The hearing impairment, termed DFNY1, was found in a Chinese family, and in this study Wang et al. sequenced representative Y chromosomes from affected and unaffected branches of the family. Comparison of the relative read depth along the chromosomes, plus other methods, revealed a duplicated region in the DFNY1 Y chromosome.

Detailed characterization of the duplicated region using fibre fluorescence in situ hybridization and PCR-based methods showed that the duplicated region arises from a complex rearrangement and includes three sections of the Y chromosome and sequence from chromosome 1. The breakpoint sequences include regions of microhomology that implicate a mechanism called fork stalling and template switching (FoSTeS) in the generation of this rearrangement. Notably, this is the first report of an interchromosomal rearrangement resulting from FoSTeS.

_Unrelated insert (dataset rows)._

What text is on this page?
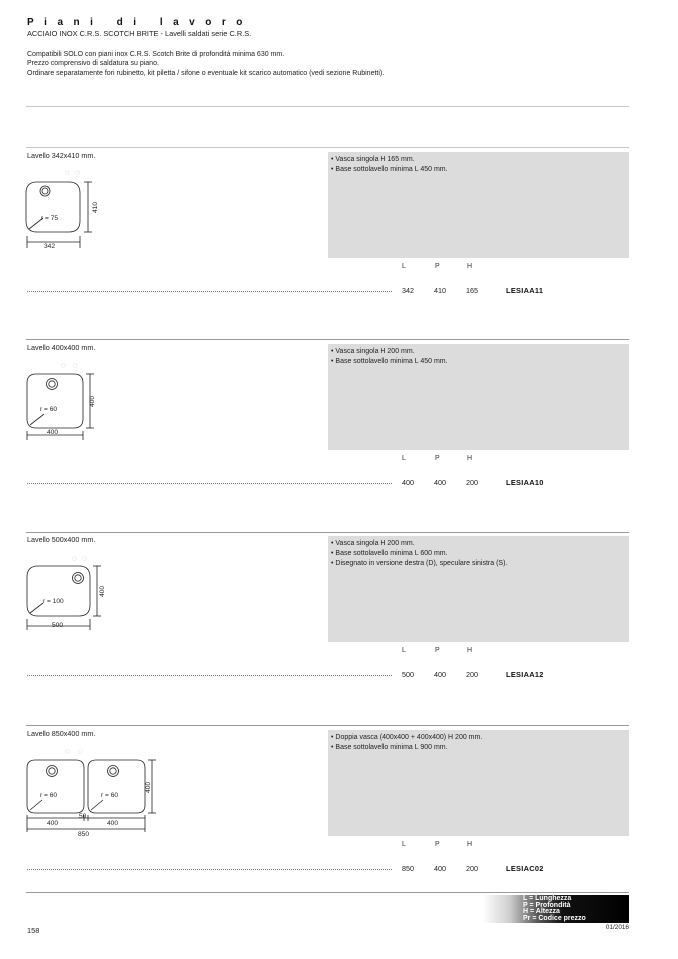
Piani di lavoro
ACCIAIO INOX C.R.S. SCOTCH BRITE - Lavelli saldati serie C.R.S.
Compatibili SOLO con piani inox C.R.S. Scotch Brite di profondità minima 630 mm.
Prezzo comprensivo di saldatura su piano.
Ordinare separatamente fori rubinetto, kit piletta / sifone o eventuale kit scarico automatico (vedi sezione Rubinetti).
Lavello 342x410 mm.
◌ ◌
r = 75
342
410
• Vasca singola H 165 mm.
• Base sottolavello minima L 450 mm.
L	P	H
342	410	165	LESIAA11
Lavello 400x400 mm.
◌ ◌
r = 60
400
400
• Vasca singola H 200 mm.
• Base sottolavello minima L 450 mm.
L	P	H
400	400	200	LESIAA10
Lavello 500x400 mm.
◌ ◌
r = 100
500
400
• Vasca singola H 200 mm.
• Base sottolavello minima L 600 mm.
• Disegnato in versione destra (D), speculare sinistra (S).
L	P	H
500	400	200	LESIAA12
Lavello 850x400 mm.
◌ ◌
r = 60	r = 60
400
50
400
850
400
• Doppia vasca (400x400 + 400x400) H 200 mm.
• Base sottolavello minima L 900 mm.
L	P	H
850	400	200	LESIAC02
L = Lunghezza
P = Profondità
H = Altezza
Pr = Codice prezzo
158	01/2016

The duplicated Y-chromosome portion includes one known protein-coding gene: TSPY1. Multiple copies of TSPY1 have previously been reported but have not been associated with deafness. By contrast, the chromosome 1 material includes five annotated genes and arises from a region previously associated with hearing loss. The conclusion that this Y-linked trait is actually a result of chromosome 1 sequences is also consistent with the lack of a hearing impairment in individuals with gain or loss of an entire Y chromosome.